Karl Rove’s attack operation, American Crossroads, above all wants to win. It exists to help Republican candidates defeat Democratic candidates, and to that end, Rove’s group can’t operate the way Rove’s White House operated: they need to care about reality. It does them no good to pretend, for example, that popular ideas are unpopular, or vice versa.

With that in mind, it’s good to know even these guys know the polls are correct.

American Crossroads, the big money GOP group founded by Karl Rove, is warning Republicans that President Obama’s new campaign to raise taxes on millionaires is a political winner.

“It may be the result of larger environmental conditions, or he may be moving the needle himself, but Obama’s ‘tax the rich’ mantra is getting traction,” the group’s director, Steven Law, wrote in a memo. “Our poll found that 64% favor raising taxes on people with incomes above $200,000.”

Law recommended Republicans try to rebut Obama by citing quotes from prominent Democrats, like President Clinton, that taxes shouldn’t be raised in a recession.

Clinton, by the way, already agrees wholeheartedly with the Obama plan — which, incidentally, pushes off tax increases to 2013. Using Clinton’s line out of context is a lie.

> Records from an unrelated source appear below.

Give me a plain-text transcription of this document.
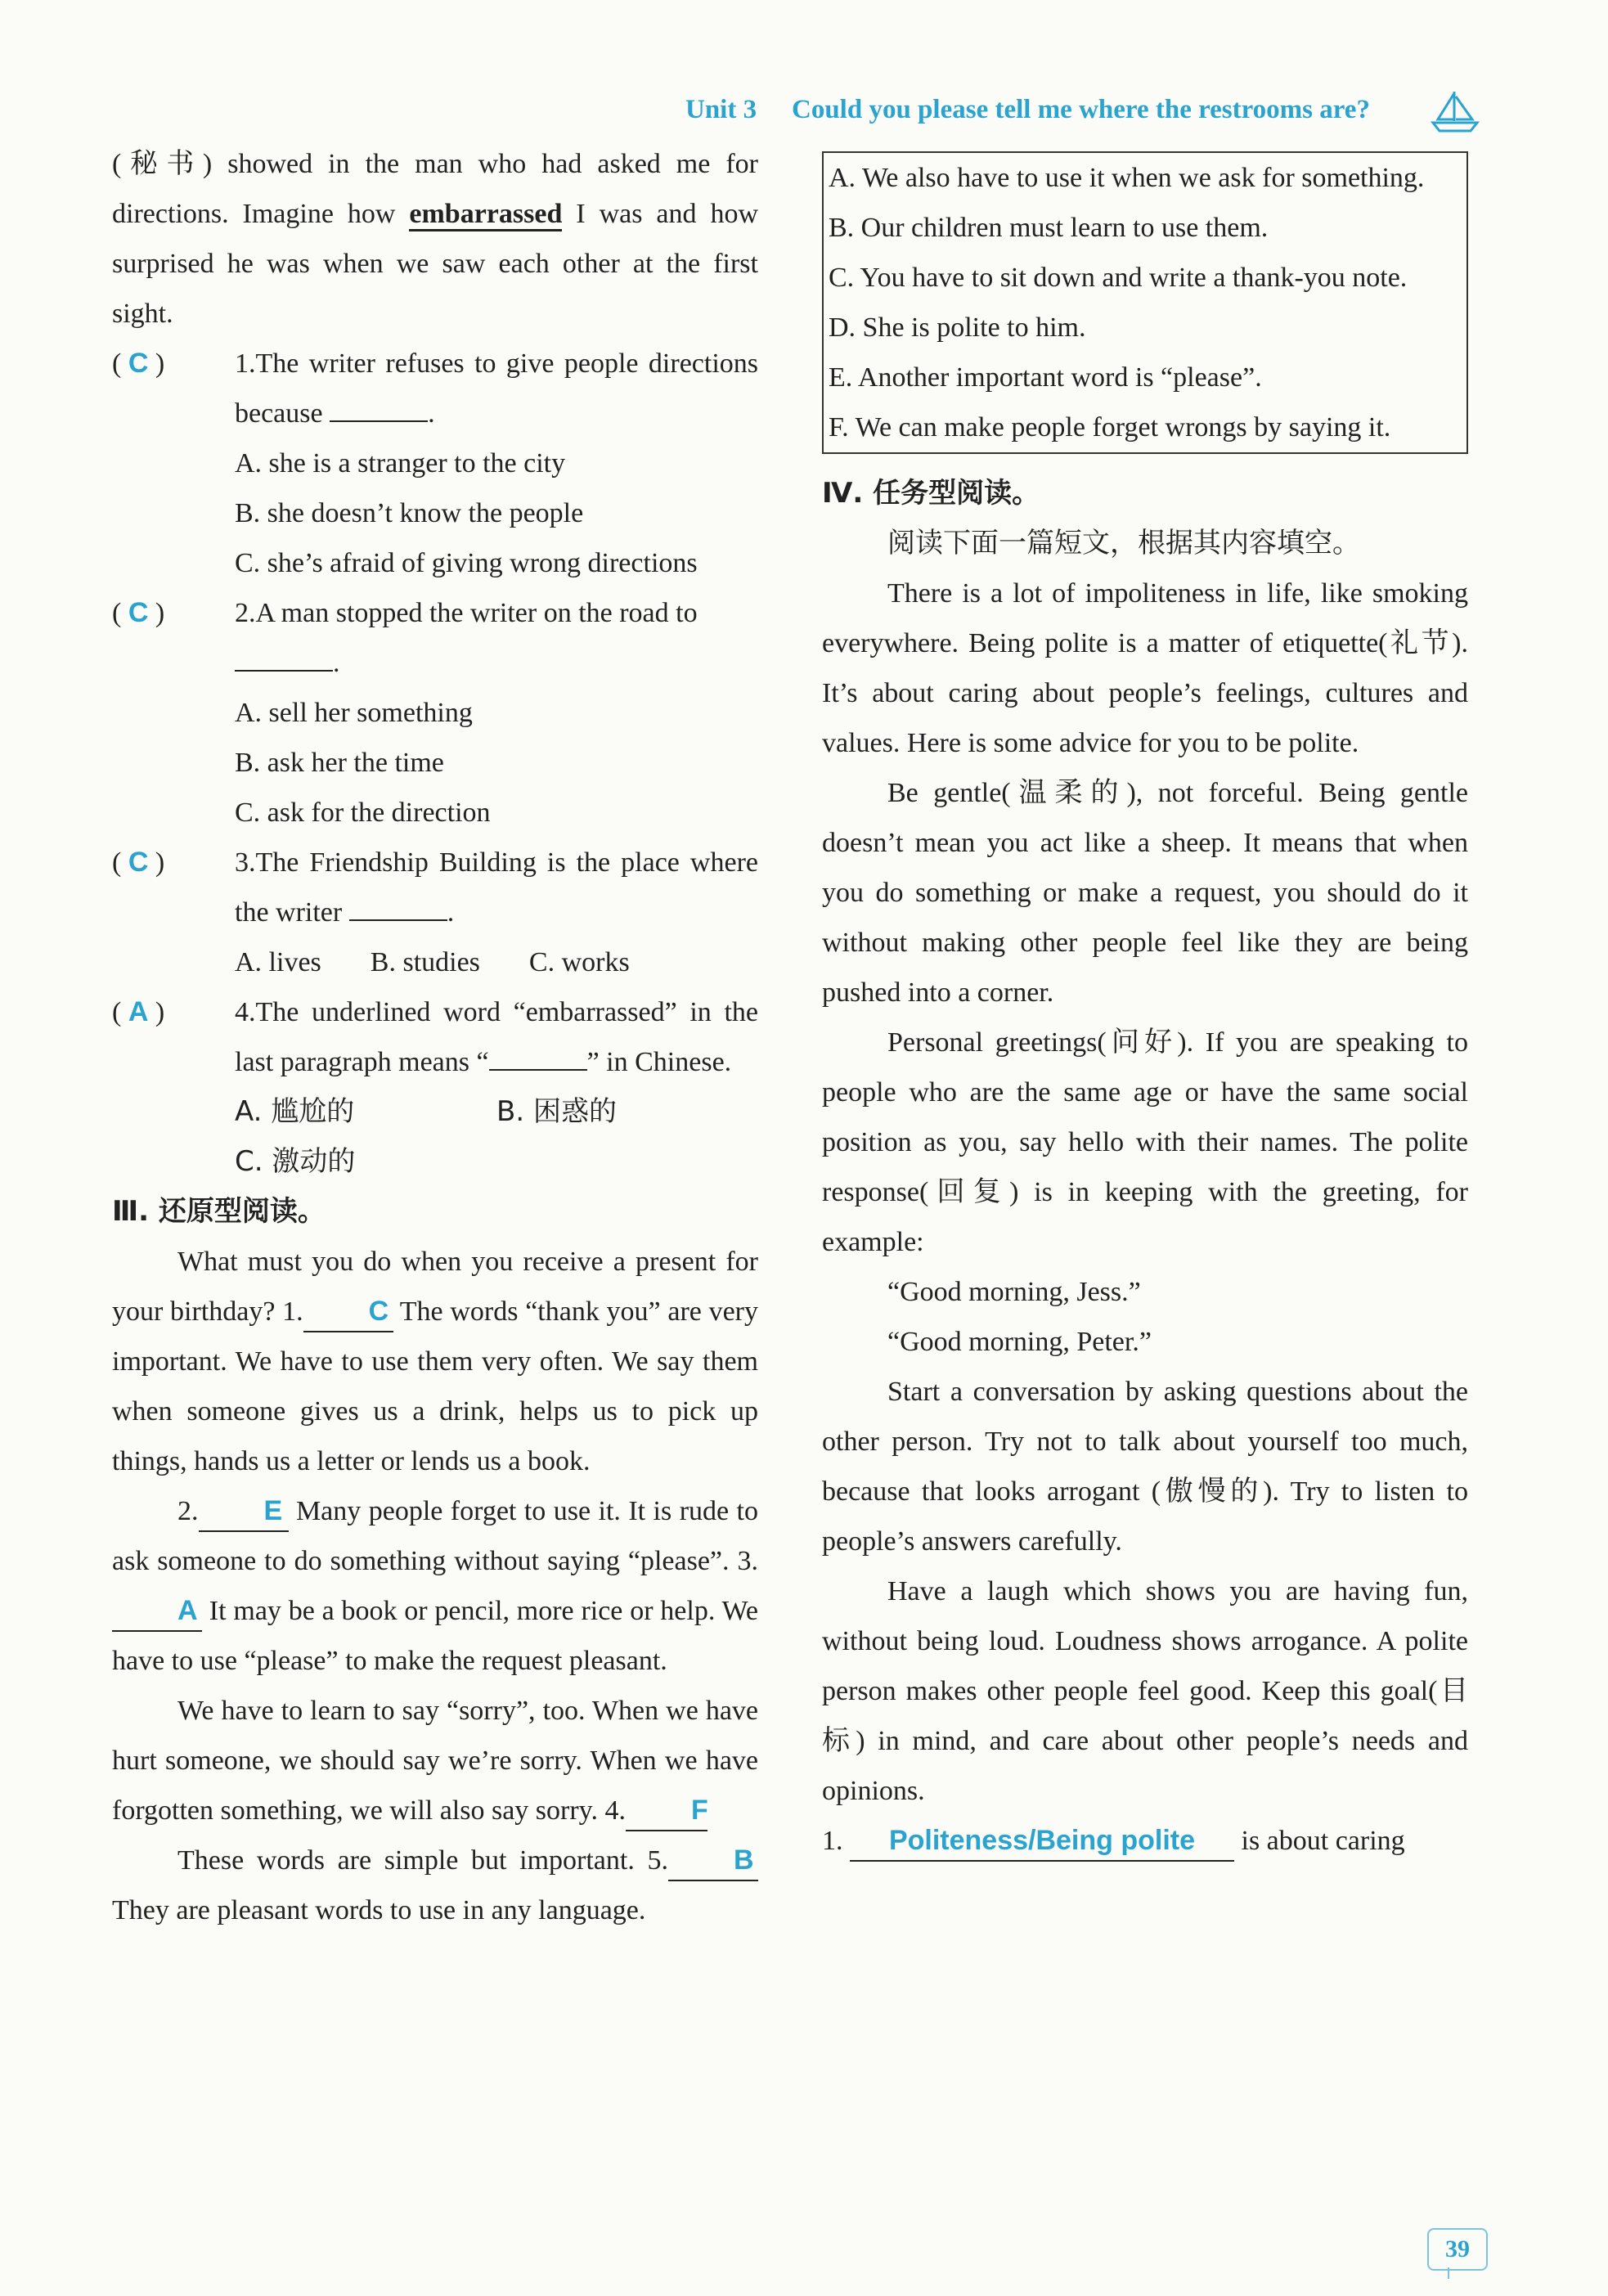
Unit 3 Could you please tell me where the restrooms are?
(秘书) showed in the man who had asked me for directions. Imagine how embarrassed I was and how surprised he was when we saw each other at the first sight.
( C )	1.The writer refuses to give people directions because	.
A. she is a stranger to the city
B. she doesn’t know the people
C. she’s afraid of giving wrong directions
( C )	2.A man stopped the writer on the road to
.
A. sell her something
B. ask her the time
C. ask for the direction
( C )	3.The Friendship Building is the place where the writer	.
A. lives B. studies C. works
( A )	4.The underlined word “embarrassed” in the last paragraph means “	” in Chinese.
A. 尴尬的	B. 困惑的
C. 激动的
Ⅲ. 还原型阅读。
What must you do when you receive a present for your birthday? 1. C The words “thank you” are very important. We have to use them very often. We say them when someone gives us a drink, helps us to pick up things, hands us a letter or lends us a book.
2. E Many people forget to use it. It is rude to ask someone to do something without saying “please”. 3.A It may be a book or pencil, more rice or help. We have to use “please” to make the request pleasant.
We have to learn to say “sorry”, too. When we have hurt someone, we should say we’re sorry. When we have forgotten something, we will also say sorry. 4. F
These words are simple but important. 5. B They are pleasant words to use in any language.
A. We also have to use it when we ask for something.
B. Our children must learn to use them.
C. You have to sit down and write a thank-you note.
D. She is polite to him.
E. Another important word is “please”.
F. We can make people forget wrongs by saying it.
Ⅳ. 任务型阅读。
阅读下面一篇短文，根据其内容填空。
There is a lot of impoliteness in life, like smoking everywhere. Being polite is a matter of etiquette(礼节). It’s about caring about people’s feelings, cultures and values. Here is some advice for you to be polite.
Be gentle(温柔的), not forceful. Being gentle doesn’t mean you act like a sheep. It means that when you do something or make a request, you should do it without making other people feel like they are being pushed into a corner.
Personal greetings(问好). If you are speaking to people who are the same age or have the same social position as you, say hello with their names. The polite response(回复) is in keeping with the greeting, for example:
“Good morning, Jess.”
“Good morning, Peter.”
Start a conversation by asking questions about the other person. Try not to talk about yourself too much, because that looks arrogant (傲慢的). Try to listen to people’s answers carefully.
Have a laugh which shows you are having fun, without being loud. Loudness shows arrogance. A polite person makes other people feel good. Keep this goal(目标) in mind, and care about other people’s needs and opinions.
1. Politeness/Being polite is about caring
39
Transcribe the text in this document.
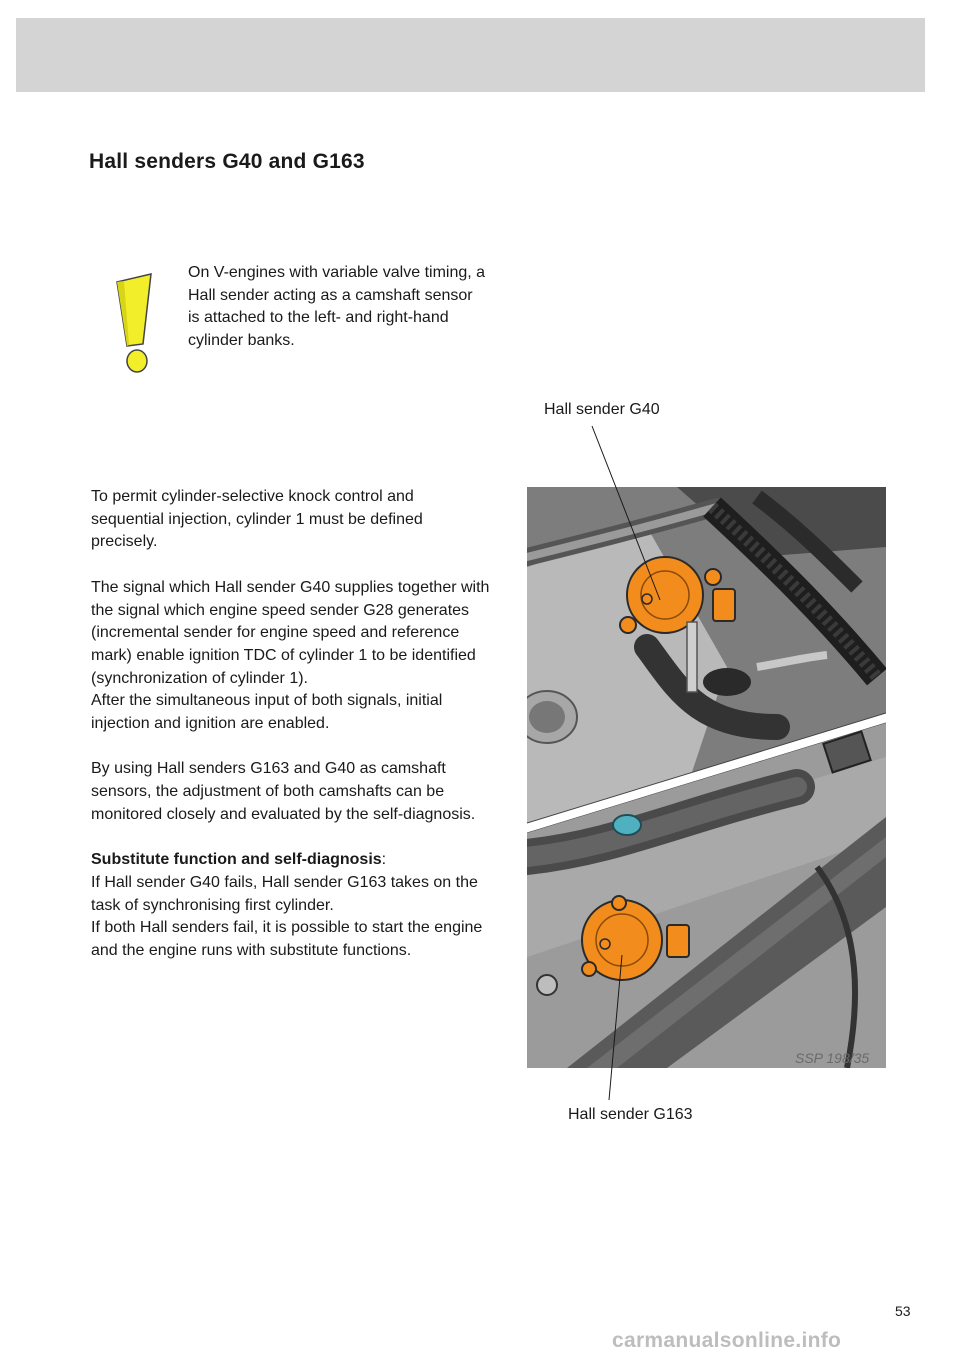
Hall senders G40 and G163

On V-engines with variable valve timing, a Hall sender acting as a camshaft sensor is attached to the left- and right-hand cylinder banks.

To permit cylinder-selective knock control and sequential injection, cylinder 1 must be defined precisely.

The signal which Hall sender G40 supplies together with the signal which engine speed sender G28 generates (incremental sender for engine speed and reference mark) enable ignition TDC of cylinder 1 to be identified (synchronization of cylinder 1).
After the simultaneous input of both signals, initial injection and ignition are enabled.

By using Hall senders G163 and G40 as camshaft sensors, the adjustment of both camshafts can be monitored closely and evaluated by the self-diagnosis.

Substitute function and self-diagnosis:
If Hall sender G40 fails, Hall sender G163 takes on the task of synchronising first cylinder.
If both Hall senders fail, it is possible to start the engine and the engine runs with substitute functions.

Hall sender G40
SSP 198/35
Hall sender G163
53
carmanualsonline.info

But the larger observation does help explain why Republicans are so hysterical about Democratic economic ideas: voters actually like them. Class warfare, it turns out, is far more popular than the right would prefer to believe.

For what it’s worth, my expectation is that Republicans will simply reframe their same regressive agenda as being populist — Eric Cantor is set to give a speech on “income inequalities,” of all things — and hope voters just don’t understand the difference. If recent history is any guide, this will probably work.